The stationary horizon as the central multi-type invariant measure in the KPZ universality class

TL;DR

This paper studies the stationary horizon (SH), a key invariant measure in the KPZ universality class, providing new constructions, distribution formulas, and demonstrating its universality and role as the unique invariant distribution for the directed landscape.

Contribution

It offers an alternative construction of the SH, derives exact distribution formulas, and establishes its universality and uniqueness as the invariant measure in the KPZ class.

Findings

SH is the unique coupled invariant distribution for the directed landscape

SH describes the Busemann process for the DL

SH appears as the scaling limit of multi-species invariant measures in TASEP

Abstract

The Kardar-Parisi-Zhang (KPZ) universality class describes a large class of 2-dimensional models of random growth, which exhibit universal scaling exponents and limiting statistics. The last ten years has seen remarkable progress in this area, with the formal construction of two interrelated limiting objects, now termed the KPZ fixed point and the directed landscape (DL).
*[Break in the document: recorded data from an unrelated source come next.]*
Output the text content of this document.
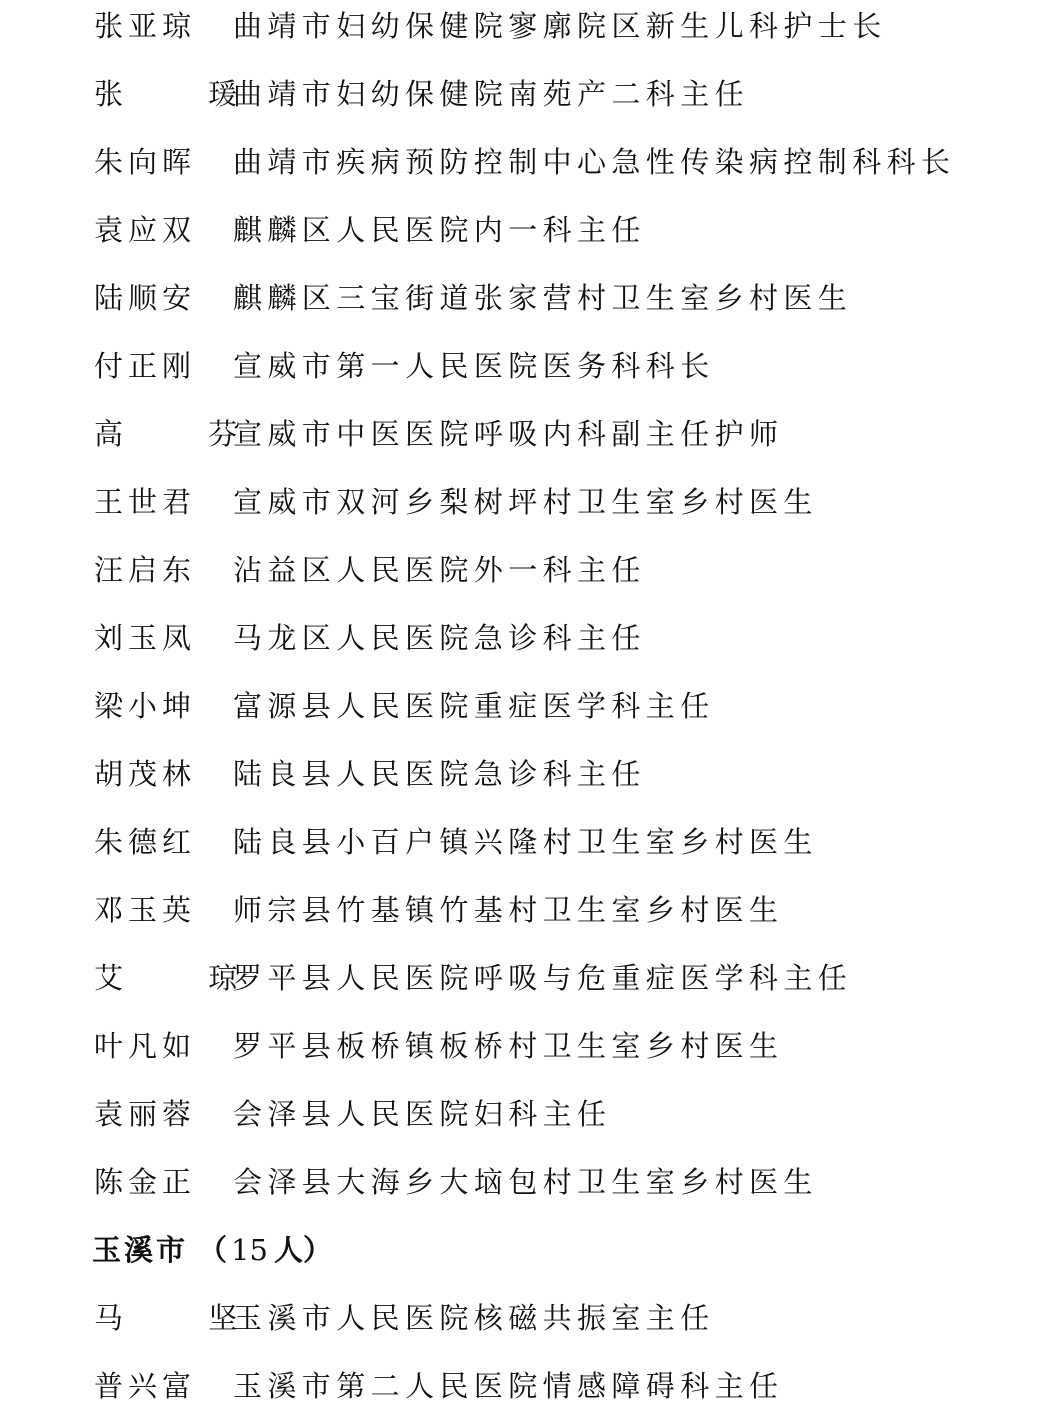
张亚琼 曲靖市妇幼保健院寥廓院区新生儿科护士长
张 瑗
曲靖市妇幼保健院南苑产二科主任
朱向晖 曲靖市疾病预防控制中心急性传染病控制科科长
袁应双 麒麟区人民医院内一科主任
陆顺安 麒麟区三宝街道张家营村卫生室乡村医生
付正刚 宣威市第一人民医院医务科科长
高 芬
宣威市中医医院呼吸内科副主任护师
王世君 宣威市双河乡梨树坪村卫生室乡村医生
汪启东 沾益区人民医院外一科主任
刘玉凤 马龙区人民医院急诊科主任
梁小坤 富源县人民医院重症医学科主任
胡茂林 陆良县人民医院急诊科主任
朱德红 陆良县小百户镇兴隆村卫生室乡村医生
邓玉英 师宗县竹基镇竹基村卫生室乡村医生
艾 琼
罗平县人民医院呼吸与危重症医学科主任
叶凡如 罗平县板桥镇板桥村卫生室乡村医生
袁丽蓉 会泽县人民医院妇科主任
陈金正 会泽县大海乡大垴包村卫生室乡村医生
玉溪市 （ 15 人）
马 坚
玉溪市人民医院核磁共振室主任
普兴富 玉溪市第二人民医院情感障碍科主任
This dissertation focuses on a third central object, termed the stationary horizon (SH). The SH was first introduced (and named) by Busani as the scaling limit of the Busemann process in exponential last-passage percolation. Shortly after, in the author's joint work with Sepp\"al\"ainen, it was independently constructed in the context of Brownian last-passage percolation. In this dissertation, we give an alternate construction of the SH, directly from the description of its finite-dimensional distributions and without reference to Busemann functions. From this description, we give several exact distributional formulas for the SH. Next, we show the significance of the SH as a key object in the KPZ universality class by showing that the SH is the unique coupled invariant distribution for the DL. A major consequence of this result is that the SH describes the Busemann process for the DL. From this connection, we give a detailed description of the collection of semi-infinite geodesics in the DL, from all initial points and in all directions. As a further evidence of the universality of the SH, we show that it appears as the scaling limit of the multi-species invariant measures for the totally asymmetric simple exclusion process (TASEP). This dissertation is adapted from two joint works with Sepp\"al\"ainen and two joint works with Busani and Sepp\"al\"ainen.